I need an abstract noun to describe that sensational angst experienced when one fears never seeing someone special again, of losing friends due to geographic displacement. Of losing grasp of fading memories shared. Of relationships wilting, special people moving on with their lives. 

 

“Nillitude,” perhaps.

 

 

 

A   G U I D E

T O

W A N D E R I N G

N O M A D I S M

 

 

 

 

 

 

 

 

It’s difficult to accurately and fairly describe the longing felt for friends who are far away. The days approaching your departure are filled with rocking between anxious drops of the stomach and nervousness, to desolation at the thought of a friendship not being able to continue its course. 

 

 

 

A river flows and meanders and suddenly encounters a dam, a dam which you had not intended nor wanted to build. 

 

I think it’s wonted to want to mourn these losses, to be anxious at the idea of not seeing people you hold so dear again.

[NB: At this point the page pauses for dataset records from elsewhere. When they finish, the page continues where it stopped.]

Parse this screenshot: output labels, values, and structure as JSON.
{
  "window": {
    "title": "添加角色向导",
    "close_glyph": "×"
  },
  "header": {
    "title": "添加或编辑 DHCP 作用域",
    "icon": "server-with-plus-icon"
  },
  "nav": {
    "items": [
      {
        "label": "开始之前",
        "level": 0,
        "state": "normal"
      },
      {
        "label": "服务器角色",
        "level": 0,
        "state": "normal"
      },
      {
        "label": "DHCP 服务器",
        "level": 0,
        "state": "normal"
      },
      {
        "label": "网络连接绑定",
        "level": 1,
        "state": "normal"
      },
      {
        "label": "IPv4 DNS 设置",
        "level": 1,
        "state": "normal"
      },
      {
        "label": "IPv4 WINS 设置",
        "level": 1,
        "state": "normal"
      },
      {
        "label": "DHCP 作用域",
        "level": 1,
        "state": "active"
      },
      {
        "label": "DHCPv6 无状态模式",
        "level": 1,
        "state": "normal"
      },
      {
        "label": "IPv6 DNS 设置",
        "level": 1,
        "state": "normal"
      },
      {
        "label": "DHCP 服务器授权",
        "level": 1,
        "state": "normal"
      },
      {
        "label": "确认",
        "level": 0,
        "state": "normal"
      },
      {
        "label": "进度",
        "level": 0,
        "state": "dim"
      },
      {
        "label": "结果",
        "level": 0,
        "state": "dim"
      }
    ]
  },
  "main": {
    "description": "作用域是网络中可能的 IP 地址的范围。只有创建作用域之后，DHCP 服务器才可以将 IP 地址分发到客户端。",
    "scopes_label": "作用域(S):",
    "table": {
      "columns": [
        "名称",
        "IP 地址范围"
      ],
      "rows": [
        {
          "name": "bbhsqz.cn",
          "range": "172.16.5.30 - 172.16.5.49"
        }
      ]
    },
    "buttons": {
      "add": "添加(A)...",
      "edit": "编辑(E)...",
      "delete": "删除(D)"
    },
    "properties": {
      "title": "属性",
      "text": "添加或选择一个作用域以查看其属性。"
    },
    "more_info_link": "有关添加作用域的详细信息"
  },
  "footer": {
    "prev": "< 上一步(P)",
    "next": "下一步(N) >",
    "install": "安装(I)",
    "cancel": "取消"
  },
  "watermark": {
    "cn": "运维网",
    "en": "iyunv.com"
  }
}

For the sake of maintaining personal sanity and emotional stability, I think it’s a fair thing to consider that your life is your life, just as another’s life is their own. One must remember that charge is independent, unless you’re a slave. So it’s necessary to keep in mind that you have to live your life yourself, not through others. Nevertheless, I miss my friends who I’ve left scattered around the earth by my fleeting nomadic youth. If, perhaps, your approach to relationships is like that of a concrete brick, which has none, I suggest the following:

 

Remember and celebrate everything in slow motion. If you fear that your memories may fade, note them in a stylish Moleskine. Be happy and satisfied at having been lucky to have experienced what’s passed. Consider the honour that a group of people had invited you into their lives, and that together you shared ~super awesome times~. 

 

Remember the laughter, remember the handsome smiles. Remember the wanders through markets aside town canals. Remember the dancing, sitting in the back of a cabrio with Miley Cyrus blaring down Torstraße. Remember the intimacy, fast and slow. Reign the anxiousness that bucks in respect of uncertain future contact, because nothing is really certain anyway. Perhaps, to bolster yourself, lightly touch on the fact you have to live your own life, just to have the emotional quarter of your brain chill the fuck out about being close to people. You will have a future with your special crew, if you make it happen. Some people are goats and won’t invite you back into their lives, which is alright, because goats maken’t good company anyway. Seeing those august, honoured friends again after a “social hiatus” is apex. Live your own path - the people who are worthwhile will be there when your paths cross again. Or, you’ll find them somewhere else.